Health Insurance Portability and Accountability Act (HIPAA)

Health Insurance Portabiilty and Accountability ACT (HIPAA) is an act created by the U.S. Congress in 1996 that amends both the Employee Retirement Income Security Act (ERISA) and the Public Health Service Act (PHSA). HIPAA was enacted in an effort to protect individuals covered by health insurance and to set standards for the storage and privacy of personal medical data.

Health Insurance Portability and Accountability Act (HIPAA) ensures that individual health-care plans are accessible, portable and renewable, and it sets the standards and the methods for how medical data is shared across the U.S. health system in order to prevent fraud. It preempts state law unless the state's regulations are more stringent. 

This act has been modified since 1996 to include processes for safely storing and sharing patient medical information electronically. The act also has an administrative simplification provision, which is aimed at increasing efficiency and reducing administrative costs by establishing national standards.

Health insurers, health maintenance organizations (HMOs), healthcare billing services and other entities that handle sensitive personal medical information must comply with the standards set by the HIPAA. Noncompliance may result in civil or criminal penalties.

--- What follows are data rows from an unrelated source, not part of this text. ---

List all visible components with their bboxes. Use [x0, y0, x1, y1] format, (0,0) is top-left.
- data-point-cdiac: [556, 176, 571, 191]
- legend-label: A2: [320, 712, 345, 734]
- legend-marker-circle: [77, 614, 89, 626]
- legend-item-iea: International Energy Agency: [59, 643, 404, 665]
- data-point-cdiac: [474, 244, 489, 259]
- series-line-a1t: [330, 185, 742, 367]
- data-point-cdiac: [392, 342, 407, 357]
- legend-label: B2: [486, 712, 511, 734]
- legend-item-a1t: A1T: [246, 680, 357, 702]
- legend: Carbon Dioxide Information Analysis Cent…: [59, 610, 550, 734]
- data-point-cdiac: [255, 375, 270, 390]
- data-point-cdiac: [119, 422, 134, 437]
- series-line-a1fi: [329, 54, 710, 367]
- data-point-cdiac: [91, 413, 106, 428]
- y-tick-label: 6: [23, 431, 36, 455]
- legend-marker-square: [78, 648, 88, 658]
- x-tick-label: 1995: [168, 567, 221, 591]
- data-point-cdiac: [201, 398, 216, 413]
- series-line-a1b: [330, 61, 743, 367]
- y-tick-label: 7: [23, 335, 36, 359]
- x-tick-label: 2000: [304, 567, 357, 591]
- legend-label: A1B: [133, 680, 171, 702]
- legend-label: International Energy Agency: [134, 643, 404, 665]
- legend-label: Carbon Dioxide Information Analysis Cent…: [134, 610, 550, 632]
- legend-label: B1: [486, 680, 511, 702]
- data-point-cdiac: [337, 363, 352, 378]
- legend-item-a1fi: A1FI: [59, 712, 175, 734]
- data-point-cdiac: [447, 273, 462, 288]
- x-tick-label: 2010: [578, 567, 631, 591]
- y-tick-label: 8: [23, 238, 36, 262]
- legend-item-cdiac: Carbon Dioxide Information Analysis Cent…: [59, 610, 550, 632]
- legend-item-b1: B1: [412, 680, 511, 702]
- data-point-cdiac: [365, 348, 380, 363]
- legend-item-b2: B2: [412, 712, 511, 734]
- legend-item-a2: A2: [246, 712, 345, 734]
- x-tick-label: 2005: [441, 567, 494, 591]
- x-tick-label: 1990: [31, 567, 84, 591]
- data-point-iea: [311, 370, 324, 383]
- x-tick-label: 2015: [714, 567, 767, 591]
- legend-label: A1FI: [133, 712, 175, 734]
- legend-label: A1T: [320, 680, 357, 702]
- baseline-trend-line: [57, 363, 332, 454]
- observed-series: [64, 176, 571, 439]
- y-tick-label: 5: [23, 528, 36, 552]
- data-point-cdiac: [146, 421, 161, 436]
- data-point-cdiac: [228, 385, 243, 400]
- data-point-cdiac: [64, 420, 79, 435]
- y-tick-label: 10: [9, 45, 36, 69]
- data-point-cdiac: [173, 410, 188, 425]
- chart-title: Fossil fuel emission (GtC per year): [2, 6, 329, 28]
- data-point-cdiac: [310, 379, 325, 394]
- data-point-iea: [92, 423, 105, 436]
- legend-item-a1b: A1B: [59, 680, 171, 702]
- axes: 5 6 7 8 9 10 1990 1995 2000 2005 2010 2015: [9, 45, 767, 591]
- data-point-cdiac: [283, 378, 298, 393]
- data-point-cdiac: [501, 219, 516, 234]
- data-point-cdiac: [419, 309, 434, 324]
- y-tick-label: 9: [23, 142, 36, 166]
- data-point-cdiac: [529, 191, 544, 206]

In an age of fitness-tracking apps and GPS-tracked, shareable data on everything from an individual’s daily step count to their average heart-rate, medications, allergies, and even menstrual cycles, there are new challenges for upholding standards in storing and protecting personal medical data.

In 2009, the Health Information Technology for Economic and Clinical Health Act (HITECH) broadened HIPAA privacy and security protections. The HITECH Act was enacted as part of the American Recovery and Reinvestment Act of 2009 as well as to promote the use of health-information technology. A portion of the HITECH Act addresses the privacy and security concerns.

In 2018, Bloomberg Law reported on the privacy risks that come from digital health-care data and the likelihood of updated federal laws in the near future. Currently, though insurance companies and health-care providers are subject to laws that require compliance with HIPAA’s security and privacy protections, companies like FitBit and Apple aren’t held to similar standards. In a video interview, Nan Halstead, a health privacy and security attorney with Reed Smith LLP, said that future laws are unlikely to expand on HIPAA but rather use its framework as a model to create new laws governing the digital sector. Bloomberg’s reportage further elucidates that while no federal laws have yet been passed to manage consumer health data, states can pass laws that fill the gap in the meantime, and companies tracking consumer data are subject to supervision by regulating bodies like the U.S. Food and Drug Administration and the Federal Trade Commission.